Laura - Apr 15, 2005 11:56:41 am PDT #6052 of 10001
Our wings are not tired.

I do need a vacuum sealer. There just isn't a kitchen gadget I don't need. Stuff lasting in my house isn't so much an issue though.


Gudanov - Apr 15, 2005 11:56:49 am PDT #6053 of 10001
Coding and Sleeping

I wish I knew a way to help Wolfram, that sucks.


Jessica - Apr 15, 2005 11:57:58 am PDT #6054 of 10001
And then Ortus came and said "It's Ortin' time" and they all Orted off into the sunset

There just isn't a kitchen gadget I don't need.

Sing it, sister.

Though a vacuum sealer would have to be a gift. I can't see myself buying one.

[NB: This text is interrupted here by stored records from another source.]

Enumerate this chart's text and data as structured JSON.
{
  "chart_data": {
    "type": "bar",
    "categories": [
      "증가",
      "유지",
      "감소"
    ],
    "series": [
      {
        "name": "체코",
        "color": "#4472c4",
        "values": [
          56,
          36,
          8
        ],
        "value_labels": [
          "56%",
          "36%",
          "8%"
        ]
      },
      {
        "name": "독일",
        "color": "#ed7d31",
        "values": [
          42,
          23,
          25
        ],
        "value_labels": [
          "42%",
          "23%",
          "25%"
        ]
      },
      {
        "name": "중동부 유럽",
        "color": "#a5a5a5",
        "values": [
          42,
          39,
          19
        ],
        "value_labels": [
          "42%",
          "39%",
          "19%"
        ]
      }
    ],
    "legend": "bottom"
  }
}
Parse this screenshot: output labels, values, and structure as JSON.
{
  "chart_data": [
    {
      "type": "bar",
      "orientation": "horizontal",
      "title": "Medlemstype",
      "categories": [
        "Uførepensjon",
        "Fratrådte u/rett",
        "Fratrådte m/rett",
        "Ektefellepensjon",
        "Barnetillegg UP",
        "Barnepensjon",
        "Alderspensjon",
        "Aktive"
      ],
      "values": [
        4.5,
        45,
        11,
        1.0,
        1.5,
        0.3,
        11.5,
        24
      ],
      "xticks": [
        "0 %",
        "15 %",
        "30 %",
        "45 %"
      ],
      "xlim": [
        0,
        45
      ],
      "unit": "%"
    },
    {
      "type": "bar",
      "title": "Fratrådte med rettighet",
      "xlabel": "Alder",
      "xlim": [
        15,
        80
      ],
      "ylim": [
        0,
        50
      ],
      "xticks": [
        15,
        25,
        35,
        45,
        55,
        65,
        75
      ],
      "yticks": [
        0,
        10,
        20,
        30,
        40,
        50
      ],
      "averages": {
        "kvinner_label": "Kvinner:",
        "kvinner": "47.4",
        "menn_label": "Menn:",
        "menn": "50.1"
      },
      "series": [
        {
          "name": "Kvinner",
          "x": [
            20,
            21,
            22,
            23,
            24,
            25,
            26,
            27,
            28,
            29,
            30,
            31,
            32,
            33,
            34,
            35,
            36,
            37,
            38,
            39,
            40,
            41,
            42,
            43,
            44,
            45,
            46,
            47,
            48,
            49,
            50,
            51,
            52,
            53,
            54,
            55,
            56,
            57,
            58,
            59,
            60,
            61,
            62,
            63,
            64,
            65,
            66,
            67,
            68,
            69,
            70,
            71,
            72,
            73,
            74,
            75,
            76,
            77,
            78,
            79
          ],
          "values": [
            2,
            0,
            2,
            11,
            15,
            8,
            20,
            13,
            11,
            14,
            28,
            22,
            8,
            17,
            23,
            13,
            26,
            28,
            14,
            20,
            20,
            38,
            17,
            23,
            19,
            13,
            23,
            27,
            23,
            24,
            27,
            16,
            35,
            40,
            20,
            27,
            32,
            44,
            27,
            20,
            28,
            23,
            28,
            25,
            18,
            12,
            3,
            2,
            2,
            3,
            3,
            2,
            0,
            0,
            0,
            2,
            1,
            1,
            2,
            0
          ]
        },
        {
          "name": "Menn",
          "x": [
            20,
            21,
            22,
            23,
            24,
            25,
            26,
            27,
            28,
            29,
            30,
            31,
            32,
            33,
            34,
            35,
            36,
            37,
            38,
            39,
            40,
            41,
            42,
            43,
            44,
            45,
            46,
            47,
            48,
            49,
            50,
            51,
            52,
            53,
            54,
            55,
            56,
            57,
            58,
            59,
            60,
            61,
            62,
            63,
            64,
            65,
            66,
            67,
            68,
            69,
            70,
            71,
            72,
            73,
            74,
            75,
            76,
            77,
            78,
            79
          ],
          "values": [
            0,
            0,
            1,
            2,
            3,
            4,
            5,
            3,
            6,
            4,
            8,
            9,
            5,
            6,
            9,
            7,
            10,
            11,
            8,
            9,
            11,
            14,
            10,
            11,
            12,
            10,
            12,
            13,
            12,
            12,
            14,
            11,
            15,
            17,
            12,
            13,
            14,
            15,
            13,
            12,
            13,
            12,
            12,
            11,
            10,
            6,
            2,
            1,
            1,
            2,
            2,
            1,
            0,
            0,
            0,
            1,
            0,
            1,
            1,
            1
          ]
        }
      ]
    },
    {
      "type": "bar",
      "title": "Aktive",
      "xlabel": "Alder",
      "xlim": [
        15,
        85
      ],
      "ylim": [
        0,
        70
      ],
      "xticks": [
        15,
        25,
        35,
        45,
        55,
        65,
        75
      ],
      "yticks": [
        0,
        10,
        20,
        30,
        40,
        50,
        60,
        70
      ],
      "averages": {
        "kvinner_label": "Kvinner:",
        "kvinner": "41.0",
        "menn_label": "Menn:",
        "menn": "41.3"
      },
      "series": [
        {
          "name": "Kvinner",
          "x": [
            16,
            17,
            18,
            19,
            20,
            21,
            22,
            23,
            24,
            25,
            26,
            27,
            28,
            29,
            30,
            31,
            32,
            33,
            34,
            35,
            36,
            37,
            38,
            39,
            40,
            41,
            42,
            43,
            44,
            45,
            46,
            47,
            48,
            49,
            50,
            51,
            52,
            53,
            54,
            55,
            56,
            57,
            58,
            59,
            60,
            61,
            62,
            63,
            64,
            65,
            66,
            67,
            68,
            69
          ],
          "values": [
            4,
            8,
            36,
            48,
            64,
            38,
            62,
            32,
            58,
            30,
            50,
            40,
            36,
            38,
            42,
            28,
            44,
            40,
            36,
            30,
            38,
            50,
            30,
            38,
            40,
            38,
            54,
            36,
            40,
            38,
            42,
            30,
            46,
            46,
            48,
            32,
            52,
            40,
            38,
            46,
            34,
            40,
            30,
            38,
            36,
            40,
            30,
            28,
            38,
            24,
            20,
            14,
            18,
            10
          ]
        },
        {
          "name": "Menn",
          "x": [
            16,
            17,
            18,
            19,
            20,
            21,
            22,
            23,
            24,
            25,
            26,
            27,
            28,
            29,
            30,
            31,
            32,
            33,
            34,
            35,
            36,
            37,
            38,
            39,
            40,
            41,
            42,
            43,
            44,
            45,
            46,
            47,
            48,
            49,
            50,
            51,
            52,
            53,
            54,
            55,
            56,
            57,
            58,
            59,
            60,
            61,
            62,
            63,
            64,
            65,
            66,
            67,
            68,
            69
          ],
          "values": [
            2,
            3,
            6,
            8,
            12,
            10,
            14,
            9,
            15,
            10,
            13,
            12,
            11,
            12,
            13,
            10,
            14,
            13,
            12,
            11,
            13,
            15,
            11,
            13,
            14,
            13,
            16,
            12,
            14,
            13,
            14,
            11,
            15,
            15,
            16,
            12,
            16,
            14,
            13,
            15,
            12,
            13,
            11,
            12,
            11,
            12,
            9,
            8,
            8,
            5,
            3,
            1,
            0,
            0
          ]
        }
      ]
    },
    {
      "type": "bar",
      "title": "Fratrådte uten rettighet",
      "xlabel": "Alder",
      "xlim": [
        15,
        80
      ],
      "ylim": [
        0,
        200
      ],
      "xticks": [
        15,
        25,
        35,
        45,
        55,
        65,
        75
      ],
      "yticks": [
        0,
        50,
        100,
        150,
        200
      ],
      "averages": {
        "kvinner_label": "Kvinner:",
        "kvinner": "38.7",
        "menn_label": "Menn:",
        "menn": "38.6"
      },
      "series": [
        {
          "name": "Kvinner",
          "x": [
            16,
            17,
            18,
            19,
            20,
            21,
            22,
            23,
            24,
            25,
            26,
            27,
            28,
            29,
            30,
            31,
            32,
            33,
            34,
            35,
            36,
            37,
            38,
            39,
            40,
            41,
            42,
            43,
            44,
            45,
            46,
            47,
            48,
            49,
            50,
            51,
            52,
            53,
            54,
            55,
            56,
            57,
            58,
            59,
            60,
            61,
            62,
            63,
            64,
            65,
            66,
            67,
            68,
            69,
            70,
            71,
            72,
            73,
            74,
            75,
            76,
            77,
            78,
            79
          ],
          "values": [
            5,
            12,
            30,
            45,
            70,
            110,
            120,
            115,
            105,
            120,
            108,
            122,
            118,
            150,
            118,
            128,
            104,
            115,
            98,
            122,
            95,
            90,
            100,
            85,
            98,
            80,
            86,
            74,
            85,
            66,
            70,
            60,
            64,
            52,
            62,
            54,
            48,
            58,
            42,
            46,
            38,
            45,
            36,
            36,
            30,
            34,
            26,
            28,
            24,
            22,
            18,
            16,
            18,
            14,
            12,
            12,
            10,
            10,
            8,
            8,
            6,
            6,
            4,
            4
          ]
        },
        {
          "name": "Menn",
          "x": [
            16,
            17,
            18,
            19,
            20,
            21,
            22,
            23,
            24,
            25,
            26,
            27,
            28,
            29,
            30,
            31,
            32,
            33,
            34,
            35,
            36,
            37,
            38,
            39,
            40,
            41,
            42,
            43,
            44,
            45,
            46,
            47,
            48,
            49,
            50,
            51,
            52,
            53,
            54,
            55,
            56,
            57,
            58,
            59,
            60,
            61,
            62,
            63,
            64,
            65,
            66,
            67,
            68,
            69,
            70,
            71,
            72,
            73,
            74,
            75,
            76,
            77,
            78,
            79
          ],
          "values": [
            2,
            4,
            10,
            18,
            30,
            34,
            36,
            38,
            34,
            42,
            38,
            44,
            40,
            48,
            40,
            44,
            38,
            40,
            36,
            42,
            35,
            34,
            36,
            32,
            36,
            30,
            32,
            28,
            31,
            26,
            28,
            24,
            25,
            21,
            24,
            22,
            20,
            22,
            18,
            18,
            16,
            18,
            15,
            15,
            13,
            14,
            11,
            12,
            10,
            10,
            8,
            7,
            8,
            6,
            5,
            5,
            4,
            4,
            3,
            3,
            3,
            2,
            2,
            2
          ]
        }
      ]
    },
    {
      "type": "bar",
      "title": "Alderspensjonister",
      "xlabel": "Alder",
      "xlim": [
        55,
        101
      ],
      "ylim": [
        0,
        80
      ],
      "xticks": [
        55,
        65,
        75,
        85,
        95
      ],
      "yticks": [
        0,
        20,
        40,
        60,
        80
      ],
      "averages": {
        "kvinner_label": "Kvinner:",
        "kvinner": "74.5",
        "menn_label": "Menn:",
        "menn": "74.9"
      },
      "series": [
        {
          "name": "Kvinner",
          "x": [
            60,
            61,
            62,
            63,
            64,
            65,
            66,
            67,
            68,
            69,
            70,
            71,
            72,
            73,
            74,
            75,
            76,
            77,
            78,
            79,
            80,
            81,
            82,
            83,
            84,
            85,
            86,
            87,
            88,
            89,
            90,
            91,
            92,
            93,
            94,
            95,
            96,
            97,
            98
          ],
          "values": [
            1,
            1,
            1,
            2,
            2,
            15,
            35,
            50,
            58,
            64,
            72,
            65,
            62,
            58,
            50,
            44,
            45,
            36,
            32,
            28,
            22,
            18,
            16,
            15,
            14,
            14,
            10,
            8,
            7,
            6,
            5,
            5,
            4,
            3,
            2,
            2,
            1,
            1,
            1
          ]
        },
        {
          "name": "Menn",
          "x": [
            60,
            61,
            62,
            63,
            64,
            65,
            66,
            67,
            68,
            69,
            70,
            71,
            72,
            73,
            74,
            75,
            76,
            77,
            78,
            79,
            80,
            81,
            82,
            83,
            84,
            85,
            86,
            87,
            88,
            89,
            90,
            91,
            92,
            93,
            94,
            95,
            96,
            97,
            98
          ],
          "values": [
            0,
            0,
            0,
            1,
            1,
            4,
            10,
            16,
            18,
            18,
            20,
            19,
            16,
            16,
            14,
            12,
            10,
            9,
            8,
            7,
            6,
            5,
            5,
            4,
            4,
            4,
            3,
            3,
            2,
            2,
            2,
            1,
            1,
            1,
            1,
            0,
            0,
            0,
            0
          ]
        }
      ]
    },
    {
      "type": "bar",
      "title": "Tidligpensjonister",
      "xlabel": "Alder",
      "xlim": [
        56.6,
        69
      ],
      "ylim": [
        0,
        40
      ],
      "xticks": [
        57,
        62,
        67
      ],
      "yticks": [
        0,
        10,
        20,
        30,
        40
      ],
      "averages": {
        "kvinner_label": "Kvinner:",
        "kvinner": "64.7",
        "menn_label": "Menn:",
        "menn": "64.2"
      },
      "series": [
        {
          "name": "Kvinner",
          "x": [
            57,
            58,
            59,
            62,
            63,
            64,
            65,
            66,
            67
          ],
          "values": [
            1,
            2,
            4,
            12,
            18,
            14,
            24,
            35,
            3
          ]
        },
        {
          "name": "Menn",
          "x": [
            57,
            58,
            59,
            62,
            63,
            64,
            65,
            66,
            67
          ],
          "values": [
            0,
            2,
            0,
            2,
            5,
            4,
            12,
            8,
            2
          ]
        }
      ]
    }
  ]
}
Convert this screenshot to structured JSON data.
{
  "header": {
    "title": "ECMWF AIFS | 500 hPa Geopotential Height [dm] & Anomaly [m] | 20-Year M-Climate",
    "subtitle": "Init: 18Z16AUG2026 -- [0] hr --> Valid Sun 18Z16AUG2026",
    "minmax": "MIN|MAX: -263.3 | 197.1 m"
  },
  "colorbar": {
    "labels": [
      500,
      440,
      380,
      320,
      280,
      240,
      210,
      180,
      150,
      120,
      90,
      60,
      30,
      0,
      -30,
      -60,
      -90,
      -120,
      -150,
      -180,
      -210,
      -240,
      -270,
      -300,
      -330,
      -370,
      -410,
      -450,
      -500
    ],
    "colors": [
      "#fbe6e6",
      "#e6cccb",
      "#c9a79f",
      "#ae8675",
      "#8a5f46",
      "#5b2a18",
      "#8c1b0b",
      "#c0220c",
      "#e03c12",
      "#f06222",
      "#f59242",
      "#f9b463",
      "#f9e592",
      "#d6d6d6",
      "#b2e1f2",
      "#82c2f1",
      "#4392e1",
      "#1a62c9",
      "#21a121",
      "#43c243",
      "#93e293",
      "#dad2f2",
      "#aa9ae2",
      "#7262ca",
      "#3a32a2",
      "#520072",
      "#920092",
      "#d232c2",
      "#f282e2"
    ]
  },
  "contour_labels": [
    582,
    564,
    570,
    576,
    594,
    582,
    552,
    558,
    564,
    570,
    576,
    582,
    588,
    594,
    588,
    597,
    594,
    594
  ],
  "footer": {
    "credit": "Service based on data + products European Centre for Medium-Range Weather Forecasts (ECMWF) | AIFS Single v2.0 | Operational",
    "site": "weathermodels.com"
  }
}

§ ita § - Apr 15, 2005 11:58:45 am PDT #6055 of 10001
Well not canonically, no, but this is transformative fiction.

You need a vacuum sealer. I just vacuum sealed a bunch of meat last night, it's cool and stuff lasts forever

Then I'd be Kat and lori. Which would be too confusing.


Wolfram - Apr 15, 2005 11:58:46 am PDT #6056 of 10001
Visilurking

Thanks Gud. 'Salright, I'll just send it over the weekend. That way it looks like I'm doing job search related stuff in my spare time.

I'm more concerned now that I'll never get back in and lose all my Gmail stored email.